Re: SVG and MathML in text/html

On Mar 10, 2008, at 19:03, Jeff Schiller wrote:

> Whatever direction is taken (generic extensibility or specific
> allowing of SVG and MathML inline with HTML 5), I would like to add
> the following point:
> - Inclusion of SVG in HTML should not require a change to the SVG
> language.

That kind of statement is certain to lead to people talking past each  
other when one set of people speaks of a DOM language and another set  
of people speaks of the character stream that appears in the  

I think we should require that that the DOM representation doesn't  
undergo changes. However, I'd be ready to allow the serialization  
stream syntax to be both extended and limited as long as certain  
common cases appear to work as perceived by authors.

> Specifically:
>  a) I should be able to copy & paste the inline SVG document into a
> new standalone document and it be valid SVG
>  b) I should be able to copy & paste the inline SVG document into a
> XHTML document and it still be valid XHTML+SVG

Personally, I don't consider that kind of copy & paste a requirement.  
The kind of copy & paste I'm interested in is taking a standalone SVG  
document where elements don't use namespace prefixes and pasting it  
into text/html.

Note that enabling source-level copy & paste from text/html to XML  
would require a lot of special-casing in the tokenizer in conformance  
checkers and would make the syntax rules of SVG subtrees inconsistent  
with the surrounding HTML elements. Still, authors who don't use  
conformance checkers would notice any of it, since they could still  
violate the rules. (Non-Draconianness is a major feature of text/html  
compared to XML. Introducing Draconian error handling in the SVG bits  
in text/html would miss the point big time.)
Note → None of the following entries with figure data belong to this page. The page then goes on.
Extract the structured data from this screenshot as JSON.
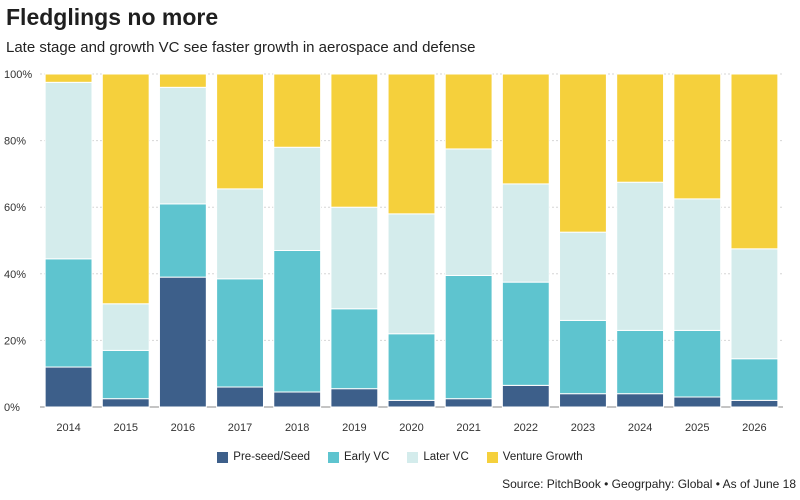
{
  "title": "Fledglings no more",
  "subtitle": "Late stage and growth VC see faster growth in aerospace and defense",
  "source": "Source: PitchBook • Geogrpahy: Global • As of June 18",
  "colors": {
    "background": "#ffffff",
    "grid": "#d6d6d6",
    "axis": "#888888"
  },
  "chart_data": {
    "type": "bar",
    "stacked": true,
    "normalized": true,
    "categories": [
      "2014",
      "2015",
      "2016",
      "2017",
      "2018",
      "2019",
      "2020",
      "2021",
      "2022",
      "2023",
      "2024",
      "2025",
      "2026"
    ],
    "y_ticks": [
      "0%",
      "20%",
      "40%",
      "60%",
      "80%",
      "100%"
    ],
    "ylim": [
      0,
      100
    ],
    "grid": true,
    "legend_position": "bottom",
    "series": [
      {
        "name": "Pre-seed/Seed",
        "color": "#3d5f8a",
        "values": [
          12,
          2.5,
          39,
          6,
          4.5,
          5.5,
          2,
          2.5,
          6.5,
          4,
          4,
          3,
          2
        ]
      },
      {
        "name": "Early VC",
        "color": "#5ec4cf",
        "values": [
          32.5,
          14.5,
          22,
          32.5,
          42.5,
          24,
          20,
          37,
          31,
          22,
          19,
          20,
          12.5
        ]
      },
      {
        "name": "Later VC",
        "color": "#d4ecec",
        "values": [
          53,
          14,
          35,
          27,
          31,
          30.5,
          36,
          38,
          29.5,
          26.5,
          44.5,
          39.5,
          33
        ]
      },
      {
        "name": "Venture Growth",
        "color": "#f5d03c",
        "values": [
          2.5,
          69,
          4,
          34.5,
          22,
          40,
          42,
          22.5,
          33,
          47.5,
          32.5,
          37.5,
          52.5
        ]
      }
    ]
  }
}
> In both cases, I might need to copy & paste some xml namespace
> attributes from one element to another, but otherwise there is no
> change to the SVG language i.e. it's still XML with the requirements
> that:
>  - attributes be quoted

What should, in your opinion, happen when they aren't? (In my opinion,  
attribute values should be tokenized like HTML attribute values. Then  
it's only a matter of deciding which cases are parse errors and I'd  
prefer to be consistent with the surrounding HTML.)

>  - elements be closed

I agree that this should be required for conformance. What should, in  
your opinion, happen when they aren't closed? (In my opinion, the  
stack of open elements should be searched for a matching element in  
SVG scope. If one is found, the stack should be popped until that  
element comes off the spec. If a matching element is not found, the  
end tag token should be ignored.)

>  - elements are case-sensitive

I agree.

> The reason I think this is important is that, if we do not ensure it's
> valid XML SVG, then we'll have interoperability problems in existing
> browsers and viewers that support SVG and SVG content tools.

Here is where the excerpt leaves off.